Britain’s Multiple Sclerosis Trust is asking patients to help them get the National Health Service to cover Ocrevus (ocrelizumab) as a treatment for primary progressive multiple sclerosis, or PPMS.

The key step is trying to persuade the National Institute for Health and Care Excellence to recommend that the health service cover the Genentech therapy. The institute, also known as NICE, is an advisory body whose recommendations the National Health Service usually adopts.

Trust leaders want to know more about the challenges that PPMS patients deal with in their daily lives and their views on the treatment coverage options the health service provides, according to a news release.

The trust is particularly interested in patients’ views on Ocrevus. It is asking both PPMS patients and those with other types of multiple sclerosis, plus caregivers and health professionals, to complete a short questionnaire by Feb. 14. It can be found at https://www.surveymonkey.co.uk/r/ocrelizumab-for-PPMS.

Ocrevus is an expensive drug. NICE is in the midst of doing a cost-benefit analysis on whether the health services of England and Wales should make it available to PPMS patients by covering its costs. A final decision is expected later this year.

A separate appraisal will be done on whether the health services of Scotland and Northern Ireland should cover Ocrevus.

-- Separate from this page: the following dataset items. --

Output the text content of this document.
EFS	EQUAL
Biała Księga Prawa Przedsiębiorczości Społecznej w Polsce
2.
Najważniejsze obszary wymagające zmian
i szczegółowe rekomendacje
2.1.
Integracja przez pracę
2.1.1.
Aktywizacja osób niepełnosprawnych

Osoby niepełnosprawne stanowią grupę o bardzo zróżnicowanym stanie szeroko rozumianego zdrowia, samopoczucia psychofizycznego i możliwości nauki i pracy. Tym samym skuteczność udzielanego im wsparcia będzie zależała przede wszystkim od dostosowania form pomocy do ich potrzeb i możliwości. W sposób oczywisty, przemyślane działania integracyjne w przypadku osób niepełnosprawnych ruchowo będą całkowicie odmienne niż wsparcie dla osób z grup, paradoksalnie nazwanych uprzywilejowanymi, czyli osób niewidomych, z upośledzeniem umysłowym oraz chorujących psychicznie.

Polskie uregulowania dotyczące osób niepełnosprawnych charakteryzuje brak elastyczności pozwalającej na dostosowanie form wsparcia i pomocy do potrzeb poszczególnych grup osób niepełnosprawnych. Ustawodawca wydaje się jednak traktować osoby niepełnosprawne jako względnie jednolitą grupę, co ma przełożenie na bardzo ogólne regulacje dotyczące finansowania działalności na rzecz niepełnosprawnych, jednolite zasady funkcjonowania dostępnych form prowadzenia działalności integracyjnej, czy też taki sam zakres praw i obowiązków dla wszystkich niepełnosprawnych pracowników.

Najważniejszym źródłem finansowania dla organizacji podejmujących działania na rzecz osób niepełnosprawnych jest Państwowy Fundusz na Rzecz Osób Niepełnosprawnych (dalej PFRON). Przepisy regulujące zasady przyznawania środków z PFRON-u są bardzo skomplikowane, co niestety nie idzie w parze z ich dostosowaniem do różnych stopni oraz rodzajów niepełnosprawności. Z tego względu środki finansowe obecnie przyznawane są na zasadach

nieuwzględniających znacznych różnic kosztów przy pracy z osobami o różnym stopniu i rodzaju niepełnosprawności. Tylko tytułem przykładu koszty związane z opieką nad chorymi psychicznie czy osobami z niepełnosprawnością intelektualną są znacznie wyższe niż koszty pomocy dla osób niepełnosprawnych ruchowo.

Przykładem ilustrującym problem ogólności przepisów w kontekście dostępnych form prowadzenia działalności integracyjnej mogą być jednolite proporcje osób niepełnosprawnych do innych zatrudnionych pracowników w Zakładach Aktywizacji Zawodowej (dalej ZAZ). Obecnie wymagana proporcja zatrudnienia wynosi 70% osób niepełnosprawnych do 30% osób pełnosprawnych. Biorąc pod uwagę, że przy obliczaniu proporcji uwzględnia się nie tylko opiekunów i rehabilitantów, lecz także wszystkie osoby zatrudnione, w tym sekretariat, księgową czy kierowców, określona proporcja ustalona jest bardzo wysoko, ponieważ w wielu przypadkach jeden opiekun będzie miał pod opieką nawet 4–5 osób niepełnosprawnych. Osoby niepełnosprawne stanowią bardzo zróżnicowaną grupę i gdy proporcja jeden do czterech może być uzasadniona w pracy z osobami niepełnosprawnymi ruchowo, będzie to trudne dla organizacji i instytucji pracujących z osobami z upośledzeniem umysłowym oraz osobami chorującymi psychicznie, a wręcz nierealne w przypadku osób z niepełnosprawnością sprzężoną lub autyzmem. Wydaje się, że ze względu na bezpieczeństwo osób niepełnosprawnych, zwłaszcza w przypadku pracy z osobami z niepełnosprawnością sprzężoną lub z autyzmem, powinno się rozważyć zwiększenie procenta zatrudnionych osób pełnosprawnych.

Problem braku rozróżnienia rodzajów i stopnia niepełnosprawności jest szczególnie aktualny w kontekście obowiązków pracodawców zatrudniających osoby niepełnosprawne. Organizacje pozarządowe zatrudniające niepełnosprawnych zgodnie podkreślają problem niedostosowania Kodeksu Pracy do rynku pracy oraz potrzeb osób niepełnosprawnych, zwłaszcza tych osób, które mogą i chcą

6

The European Union has approved Ocrevus for both relapsing-remitting multiple sclerosis and PPMS. The authorization was based on the results of three Phase 3 clinical trials covering 2,388 patients. OPERA 1 and OPERA 2 (NCT01247324 and NCT01412333) covered relapsing patients, and ORATORIO (NCT01194570) primary progressive patients.

A key finding in the ORATORIO trial was that Ocrevus reduced the risk of MS progression by 25 percent, compared with a placebo. It also reduced brain lesions — or areas of nerve cell damage — and the rate at which patients lose brain tissue.

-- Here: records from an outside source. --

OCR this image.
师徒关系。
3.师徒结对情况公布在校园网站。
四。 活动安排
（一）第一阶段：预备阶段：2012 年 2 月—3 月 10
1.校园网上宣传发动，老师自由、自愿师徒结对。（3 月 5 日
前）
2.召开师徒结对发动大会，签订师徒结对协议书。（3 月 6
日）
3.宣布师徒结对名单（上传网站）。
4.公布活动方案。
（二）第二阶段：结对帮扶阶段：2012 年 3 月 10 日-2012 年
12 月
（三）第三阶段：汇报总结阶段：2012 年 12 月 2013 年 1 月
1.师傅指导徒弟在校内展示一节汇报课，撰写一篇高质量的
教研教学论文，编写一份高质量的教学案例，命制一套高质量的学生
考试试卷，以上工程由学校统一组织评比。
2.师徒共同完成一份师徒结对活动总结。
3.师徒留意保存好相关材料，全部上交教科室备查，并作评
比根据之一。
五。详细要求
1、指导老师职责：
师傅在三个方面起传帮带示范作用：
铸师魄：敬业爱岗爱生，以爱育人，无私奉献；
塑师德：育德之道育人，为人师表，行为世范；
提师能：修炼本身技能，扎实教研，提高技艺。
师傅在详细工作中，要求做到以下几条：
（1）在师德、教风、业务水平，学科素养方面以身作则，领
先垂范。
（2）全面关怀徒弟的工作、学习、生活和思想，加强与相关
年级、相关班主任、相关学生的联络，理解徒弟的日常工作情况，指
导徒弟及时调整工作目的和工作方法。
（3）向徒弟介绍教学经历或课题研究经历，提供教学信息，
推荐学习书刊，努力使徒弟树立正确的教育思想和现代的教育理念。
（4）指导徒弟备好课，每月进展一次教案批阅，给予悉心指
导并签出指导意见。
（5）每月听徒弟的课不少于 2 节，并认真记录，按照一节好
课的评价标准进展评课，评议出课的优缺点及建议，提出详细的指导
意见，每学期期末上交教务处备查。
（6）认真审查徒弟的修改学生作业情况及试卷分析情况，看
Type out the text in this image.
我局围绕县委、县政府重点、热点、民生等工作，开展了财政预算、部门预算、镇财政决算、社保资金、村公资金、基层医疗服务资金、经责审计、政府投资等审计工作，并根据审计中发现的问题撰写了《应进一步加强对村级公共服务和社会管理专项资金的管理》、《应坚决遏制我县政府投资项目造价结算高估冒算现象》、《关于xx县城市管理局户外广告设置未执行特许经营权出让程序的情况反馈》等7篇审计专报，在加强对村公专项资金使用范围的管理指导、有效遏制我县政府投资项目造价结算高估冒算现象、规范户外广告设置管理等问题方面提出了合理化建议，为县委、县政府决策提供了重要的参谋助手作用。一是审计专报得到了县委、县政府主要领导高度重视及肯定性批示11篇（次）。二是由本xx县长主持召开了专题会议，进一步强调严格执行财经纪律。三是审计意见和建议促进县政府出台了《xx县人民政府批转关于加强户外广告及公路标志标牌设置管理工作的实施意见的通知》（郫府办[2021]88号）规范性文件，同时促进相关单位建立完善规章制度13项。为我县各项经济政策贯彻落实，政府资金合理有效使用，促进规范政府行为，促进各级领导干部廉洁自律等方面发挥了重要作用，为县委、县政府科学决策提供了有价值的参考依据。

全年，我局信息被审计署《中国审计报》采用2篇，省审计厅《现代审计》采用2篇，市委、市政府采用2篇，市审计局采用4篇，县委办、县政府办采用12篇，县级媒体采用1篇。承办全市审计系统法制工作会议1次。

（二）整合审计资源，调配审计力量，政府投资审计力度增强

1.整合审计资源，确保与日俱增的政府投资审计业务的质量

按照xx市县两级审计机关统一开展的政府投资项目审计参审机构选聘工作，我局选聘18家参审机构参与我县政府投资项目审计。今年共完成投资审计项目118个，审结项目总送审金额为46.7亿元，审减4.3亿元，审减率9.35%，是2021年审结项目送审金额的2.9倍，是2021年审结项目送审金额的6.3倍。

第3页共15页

In RRMS patients, Ocrevus lowered relapse rates and the appearance of new brain lesions, compared with Rebif (interferon beta-1a).

Ocrevus is not only effective, but safe, the trials showed. The most common side effects that patients reported were reactions to the IV delivery of the drug and colds, mostly mild or moderate in severity.

The United States approved Ocrevus in March 2017. CanadaAustraliaSwitzerland and countries in the Middle East and South America followed.